Sustainable Development Goals Debate
Full Debate: Read Full DebateLord Loomba
Main Page: Lord Loomba (Crossbench - Life peer)Department Debates - View all Lord Loomba's debates with the Department for International Development
(9 years, 2 months ago)
Lords ChamberMy Lords, I welcome this debate and thank my noble friend Lord Chidgey for securing such an important opportunity to discuss the forthcoming summit on the SDGs and the Government’s position. The UN is to be congratulated on the progress that it has made in creating the 17 successor goals, with 169 targets, covering five main areas to act as a springboard from the MDGs. David Cameron, our Prime Minister, has ensured that the UK has played a significant role in the groundwork around the formation of the SDGs by serving on the High-Level Panel on the post-2015 Development Agenda, and is to be congratulated on this.
As we have heard from previous speakers, the UN is recommending 17 goals and 169 targets which relate to the five themes and cover many aspects: poverty, humanitarian, social, economic, climate and conflict. If all these goals and targets are implemented properly in the anticipated period of 15 years from 2015 to 2030 by all world leaders, I have no doubt that the world will be free of inequality, conflict, diseases and threats of climate problems.
Out of the 17 goals, I will focus on five which relate to women and girls. These are goals 1, 4, 5, 8 and 16. These goals are about achieving a better life and security for women and girls in the developing world. Many are often not able to access the means to enable them to improve their lives at all.
I will start with goal 16, which is to:
“Promote peaceful and inclusive societies for sustainable development, provide access to justice for all and build effective, accountable and inclusive institutions at all levels”.
It needs to be attained in several regions before many of the other goals can be implemented, for without peaceful, inclusive societies there is little that can be done to improve the lives of those who need it most. This goal should be at the forefront of every goal.
For many women and children, goal 4 to:
“Ensure inclusive and equitable quality education and promote life-long learning opportunities for all”,
is but a far-off dream due to the conflicts and instabilities in many regions. The ongoing migrant crisis, resulting largely from conflicts, means that for many there is little hope of a life that is stable enough to allow them the opportunity to access any education, even if it is available for them. This is also true of goal 5 to:
“Achieve gender equality and empower all women and girls”,
and goal 8:
“Promote sustained, inclusive and sustainable economic growth, full and productive employment and decent work for all”.
Goal 1 refers to ending,
“poverty in all its forms everywhere”,
and continues on from the first goal of the MDGs, which was to eradicate extreme poverty. The UN Millennium Development Goals Report 2015 states that there is,
“greater risk of poverty among separated women, widows and single mothers”.

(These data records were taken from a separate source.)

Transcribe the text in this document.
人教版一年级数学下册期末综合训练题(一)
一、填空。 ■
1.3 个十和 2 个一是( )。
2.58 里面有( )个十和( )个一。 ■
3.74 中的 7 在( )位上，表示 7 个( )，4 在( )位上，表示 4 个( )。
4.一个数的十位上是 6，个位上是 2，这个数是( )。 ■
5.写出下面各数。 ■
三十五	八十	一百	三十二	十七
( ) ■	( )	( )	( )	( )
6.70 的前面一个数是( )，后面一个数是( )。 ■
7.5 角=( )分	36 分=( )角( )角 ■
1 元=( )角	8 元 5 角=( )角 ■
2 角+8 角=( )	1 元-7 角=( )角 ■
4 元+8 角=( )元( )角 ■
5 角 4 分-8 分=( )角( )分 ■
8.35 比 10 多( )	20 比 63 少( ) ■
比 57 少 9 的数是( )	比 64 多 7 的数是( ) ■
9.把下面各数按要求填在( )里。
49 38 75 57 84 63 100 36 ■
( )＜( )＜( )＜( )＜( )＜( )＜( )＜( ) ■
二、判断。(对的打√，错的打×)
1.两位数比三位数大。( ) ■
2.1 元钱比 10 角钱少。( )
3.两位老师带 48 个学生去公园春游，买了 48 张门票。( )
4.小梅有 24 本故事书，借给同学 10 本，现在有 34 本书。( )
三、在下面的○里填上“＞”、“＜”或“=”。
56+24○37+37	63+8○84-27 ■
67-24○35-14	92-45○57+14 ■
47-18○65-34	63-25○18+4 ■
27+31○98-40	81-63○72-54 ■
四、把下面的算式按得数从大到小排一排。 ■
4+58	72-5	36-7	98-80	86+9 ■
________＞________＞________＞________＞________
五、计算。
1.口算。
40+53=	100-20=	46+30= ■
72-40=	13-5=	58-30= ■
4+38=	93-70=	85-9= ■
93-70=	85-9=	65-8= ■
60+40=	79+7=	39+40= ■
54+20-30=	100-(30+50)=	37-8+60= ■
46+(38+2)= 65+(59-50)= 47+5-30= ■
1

This report emphasises the importance of understanding what is happening in the world through data collection and analysis.

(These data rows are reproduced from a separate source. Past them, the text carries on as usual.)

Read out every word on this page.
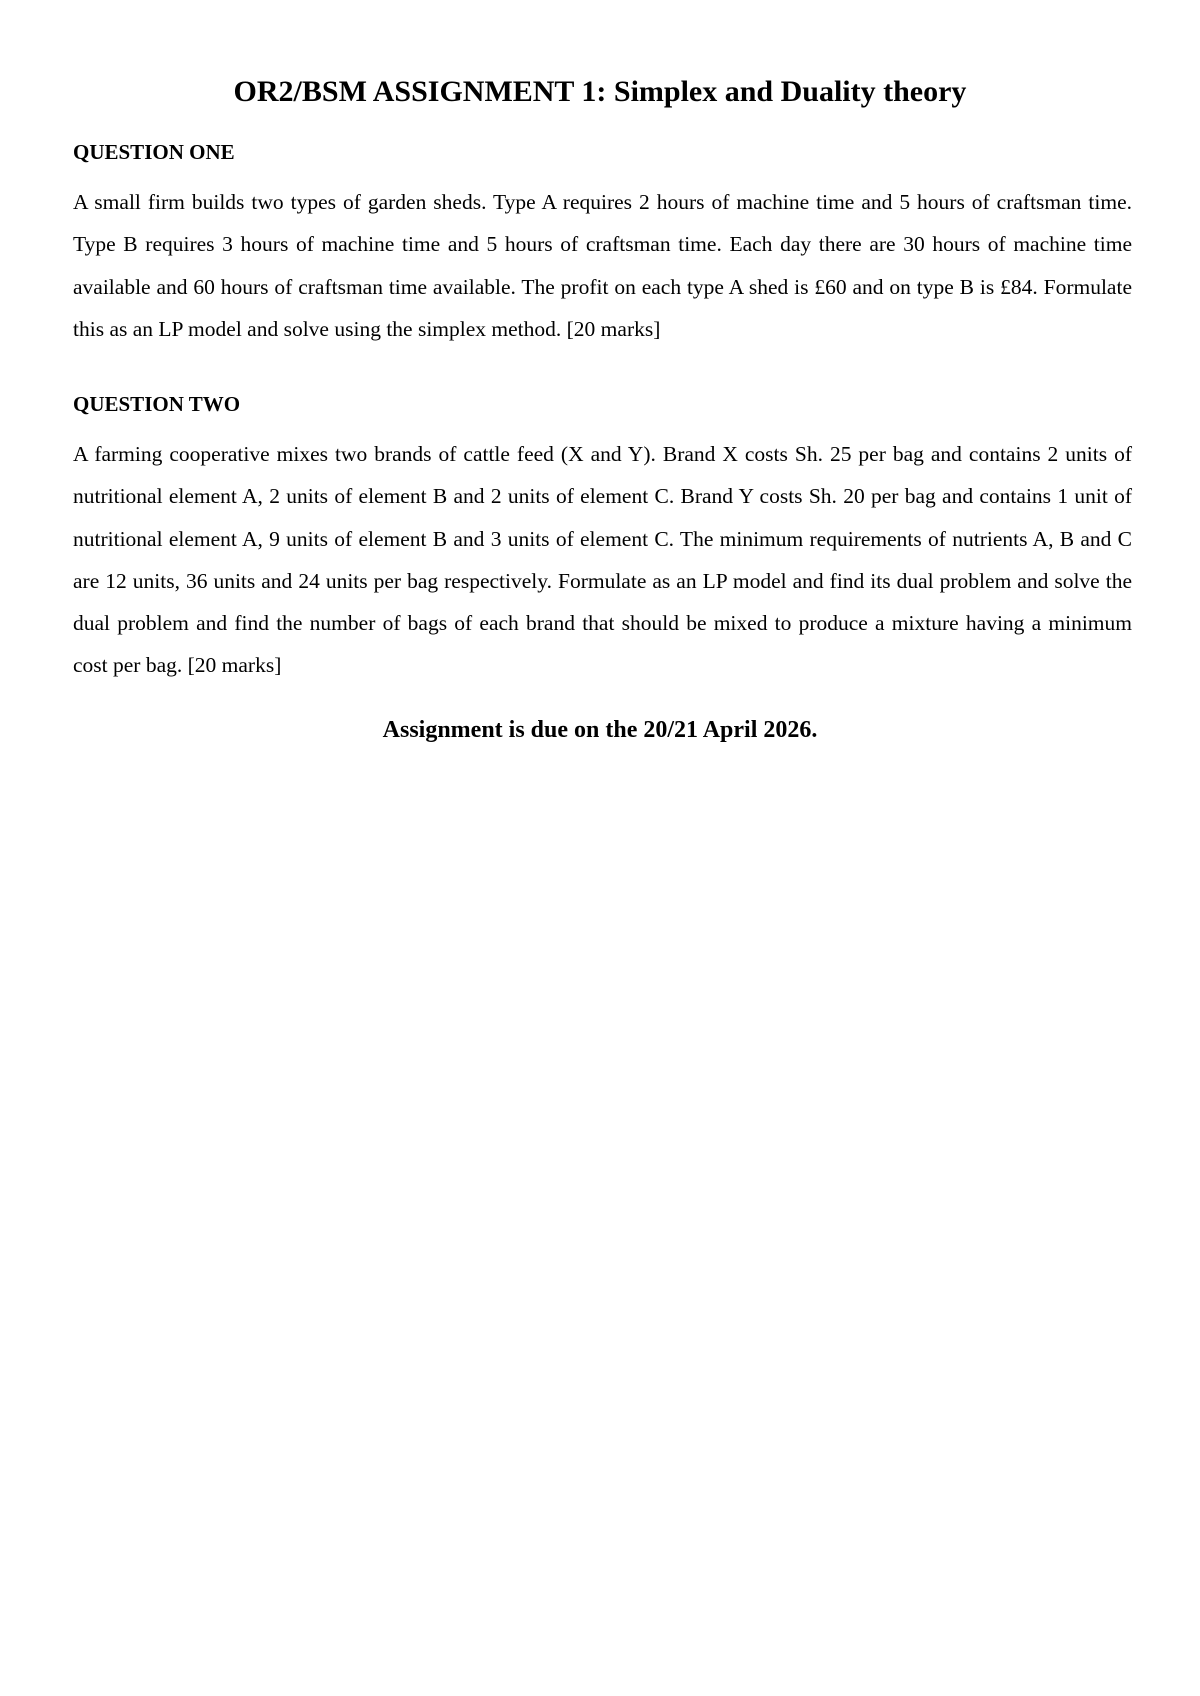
OR2/BSM ASSIGNMENT 1: Simplex and Duality theory
QUESTION ONE

A small firm builds two types of garden sheds. Type A requires 2 hours of machine time and 5 hours of craftsman time. Type B requires 3 hours of machine time and 5 hours of craftsman time. Each day there are 30 hours of machine time available and 60 hours of craftsman time available. The profit on each type A shed is £60 and on type B is £84. Formulate this as an LP model and solve using the simplex method. [20 marks]

QUESTION TWO

A farming cooperative mixes two brands of cattle feed (X and Y). Brand X costs Sh. 25 per bag and contains 2 units of nutritional element A, 2 units of element B and 2 units of element C. Brand Y costs Sh. 20 per bag and contains 1 unit of nutritional element A, 9 units of element B and 3 units of element C. The minimum requirements of nutrients A, B and C are 12 units, 36 units and 24 units per bag respectively. Formulate as an LP model and find its dual problem and solve the dual problem and find the number of bags of each brand that should be mixed to produce a mixture having a minimum cost per bag. [20 marks]

Assignment is due on the 20/21 April 2026.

I am sure that your Lordships’ House is aware that I am committed to the welfare of widows and their children around the world. Here I declare my interest as founder and chairman trustee of the Loomba Foundation. The foundation commissioned a research study, the Global Widows Report 2015, which has revealed the growing numbers of widows and the struggles they face, especially in the developing world. There are now 259 million widows, up 9% since 2010, and 584 million dependants worldwide.

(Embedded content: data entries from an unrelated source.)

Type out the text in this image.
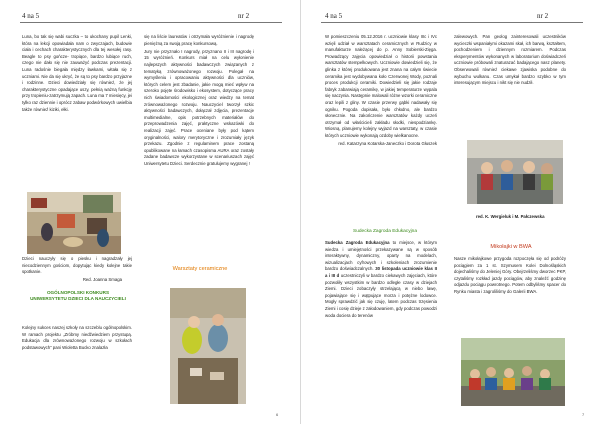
4 na 5	nr 2

Luna, bo tak się wabi suczka – to ukochany pupil Lenki, która na lekcji opowiadała nam o zwyczajach, budowie ciała i cechach charakterystycznych dla tej wesołej rasy. Beagle to psy gończe- tropiące, bardzo lubiące ruch, czego nie dało się nie zauważyć podczas prezentacji. Luna radośnie biegała między ławkami, witała się z uczniami. Nie da się ukryć, że są to psy bardzo przyjazne i rodzinne. Dzieci dowiedziały się również, że jej charakterystyczne opadające uszy, pełnią ważną funkcję przy tropieniu-zatrzymują zapach. Luna ma 7 miesięcy, jei tylko raz dziennie i oprócz zabaw podwórkowych uwielbia także równieź kiziki, ełki.

Dzieci nauczyły się o piesku i nagradzały jej niecodziennym gościom, dopytując kiedy kolejne takie spotkanie.

Red. Joanna Smaga

OGÓLNOPOLSKI KONKURS UNIWERSYTETU DZIECI DLA NAUCZYCIELI

Kolejny sukces naszej szkoły na szczeblu ogólnopolskim. W ramach projektu „Zróbmy niedźwiedziem przystupą. Edukacja dla zrównoważonego rozwoju w szkołach podstawowych” pani Wioletta Bucko znalazła

się na liście laureatów i otrzymała wyróżnienie i nagrodę pieniężną za swoją pracę konkursową.

Jury nie przyznało I nagrody, przyznano II i III nagrodę i 15 wyróżnień. Konkurs miał na celu wyłonienie najlepszych aktywności badawczych związanych z tematyką zrównoważonego rozwoju. Polegał na wymyśleniu i opracowaniu aktywności dla uczniów, których celem jest zbadanie, jakie mogą mieć wpływ na szeroko pojęte środowisko i ekosystem, dotyczące pracy nich świadomości ekologicznej oraz wiedzy na temat zrównoważonego rozwoju. Nauczyciel tworzył szkic aktywności badawczych, dołączał zdjęcia, prezentacje multimedialne, opis potrzebnych materiałów do przeprowadzenia zajęć, praktyczne wskazówki do realizacji zajęć. Prace oceniane były pod kątem oryginalności, walory merytoryczne i zrozumiały język przekazu. Zgodnie z regulaminem prace zostaną opublikowane na łamach czasopisma AURA oraz zostały zadane badawcze wykorzystane w scenariuszach zajęć Uniwersytetu Dzieci. Serdecznie gratulujemy wygranej !

Warsztaty ceramiczne
6
4 na 5	nr 2

W pomieszczeniu 05.12.2016 r. uczniowie klasy IIIc i IVc wzięli udział w warsztatach ceramicznych w Rudzicy w manufakturze należącej do p. Anny Sobierski-Zięga. Prowadzący zajęcia opowiedział o historii powstania warsztatów stempelkowych. Uczniowie dowiedzieli się, że glinka z której produkowana jest znana na całym świecie ceramika jest wydobywana koło Czerwonej Wody, poznali proces produkcji ceramiki. Dowiedzieli się jakie rodzaje fabryk zabarwiają ceramikę, w jakiej temperaturze wypala się naczynia. Następnie malowali różne wzorki ceramiczne oraz lepili z gliny. W czasie przerwy gąbki nadawały się ogniku. Pogoda dopisała, było chłodno, ale bardzo słonecznie. Na zakończenie warsztatów każdy uczeń otrzymał od właścicieli zakładu słodki, niespodziankę. Wiosną, planujemy kolejny wyjazd na warsztaty, w czasie których uczniowie wykonają ozdoby wielkanocne.

red. Katarzyna Kotarska-Janeczko i Dorota Głuszek

Sudecka Zagroda Edukacyjna

Sudecka Zagroda Edukacyjna to miejsce, w którym wiedza i umiejętności przekazywane są w sposób interaktywny, dynamiczny, oparty na modelach, wizualizacjach cyfrowych i szkoleniach zrozumienie bardzo doświadczalnych. 30 listopada uczniowie klas II a i III d uczestniczyli w bardzo ciekawych zajęciach, które pozwoliły wszystkim w bardzo odległe czasy w dziejach Ziemi. Dzieci zobaczyły strzelającą w niebo lawę, pojawiające się i wątpujące morza i potężne lodowce. Mogły sprawdzić jak się czuję, latem podczas trzęsienia Ziemi i cosię dzieje z załodowaniem, gdy podczas powodzi woda dociera do terenów

zalewowych. Pan geolog zainteresowali uczestników wycieczki wspaniałymi okazami skał, ich barwą, kształtem, pochodzeniem i dziennym rozmiarem. Podczas eksperymentów wykonanych w laboratorium doświadczeń uczniowie próbowali znaturazać badającego nasz planety. Obserwowali również ciekawe zjawiska podobne do wybuchu wulkanu. Czas umykał bardzo szybko w tym interesującym miejscu i nikt się nie nudził.

red. K. Wergieluk i M. Pałczewska
Mikołajki w BWA

Nasze mikołajkowe przygoda rozpoczęła się od podróży pociągiem za 1 st. Szymusem Kolei Dolnośląskich dojechaliśmy do Jeleniej Góry. Obejrzeliśmy dworzec PKP, czytaliśmy rozkład jazdy pociągów, aby znaleźć godzinę odjazdu pociągu powrotnego. Potem odbyliśmy spacer do Rynku miasta i zagroliliśmy do Galerii BWA.

7
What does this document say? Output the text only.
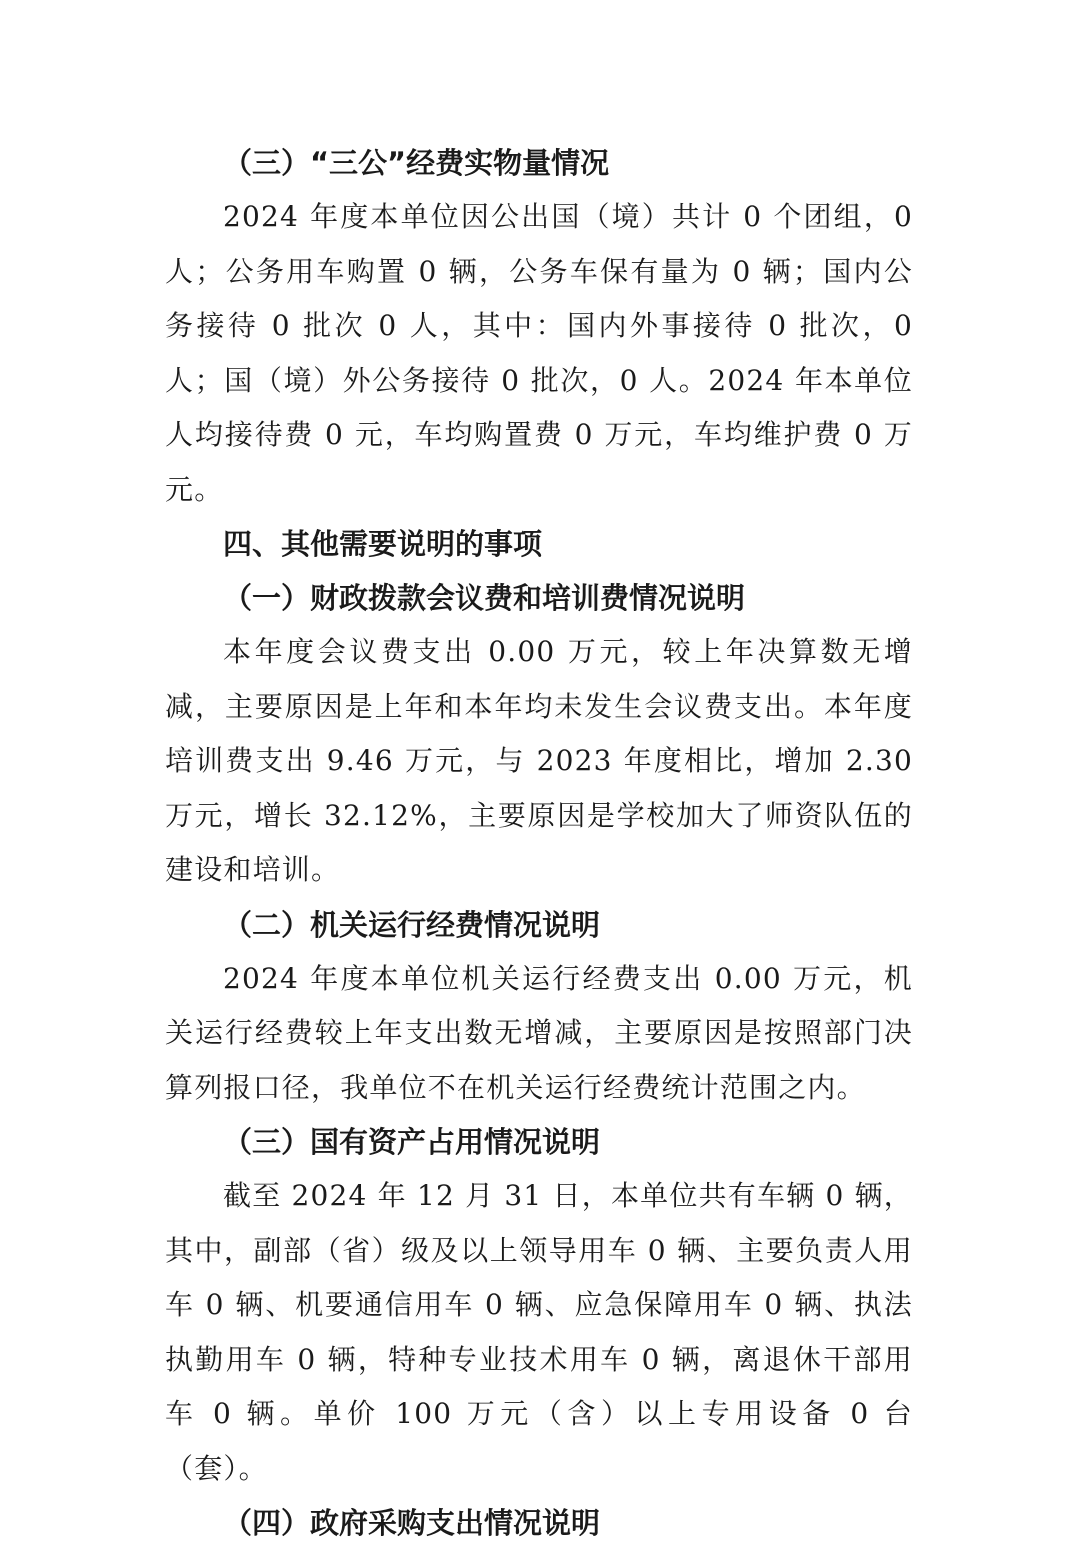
（三）“三公”经费实物量情况

2024 年度本单位因公出国（境）共计 0 个团组，0 人；公务用车购置 0 辆，公务车保有量为 0 辆；国内公务接待 0 批次 0 人，其中：国内外事接待 0 批次，0 人；国（境）外公务接待 0 批次，0 人。2024 年本单位人均接待费 0 元，车均购置费 0 万元，车均维护费 0 万元。

四、其他需要说明的事项

（一）财政拨款会议费和培训费情况说明

本年度会议费支出 0.00 万元，较上年决算数无增减，主要原因是上年和本年均未发生会议费支出。本年度培训费支出 9.46 万元，与 2023 年度相比，增加 2.30 万元，增长 32.12%，主要原因是学校加大了师资队伍的建设和培训。

（二）机关运行经费情况说明

2024 年度本单位机关运行经费支出 0.00 万元，机关运行经费较上年支出数无增减，主要原因是按照部门决算列报口径，我单位不在机关运行经费统计范围之内。

（三）国有资产占用情况说明

截至 2024 年 12 月 31 日，本单位共有车辆 0 辆，其中，副部（省）级及以上领导用车 0 辆、主要负责人用车 0 辆、机要通信用车 0 辆、应急保障用车 0 辆、执法执勤用车 0 辆，特种专业技术用车 0 辆，离退休干部用车 0 辆。单价 100 万元（含）以上专用设备 0 台（套）。

（四）政府采购支出情况说明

As noble Lords know only too well, since I and many others have said this in the House before, in the developing world widows suffer the double injustices of gender discrimination and widow discrimination. Widowhood is precisely the type of situation that the SDGs aim to improve. The humanitarian situation faced by widows and their children has worsened in the past few years, due to factors including armed conflict, instability in the Middle East and north Africa, the Ebola epidemic and increasing HIV infections. Conflicts have contributed to a growing number of widows, while UNICEF estimates that the Ebola virus has led to over 16,000 children losing one or both parents or their primary caregiver. Other estimates show that 17.7 million children under 18 have lost one or both parents due to HIV/AIDS.
These global challenges have resulted in the worst humanitarian crisis for widows and their children since World War Two. Making a specific focus of widows and their children part of the wider remit of the sustainable development goals, and the intention to probe more deeply into the problems that help create and sustain poverty, will serve women and girls much better. I understand that a global indicator framework to support the SDGs will be developed. Widows and their children in these indicators will ultimately have a far better life and status through the implementation of the five goals that I have referred to.
“Leave no one behind” is an encouraging goal. If properly implemented, it would help not only 259 million widows and 584 million children but more than 1 billion people on the planet when you add the number of dependants of these unfortunate widows. Will the Government encourage the UN to include widows and their children in the indicators that will follow after the adoption of the sustainable development goals at the forthcoming summit?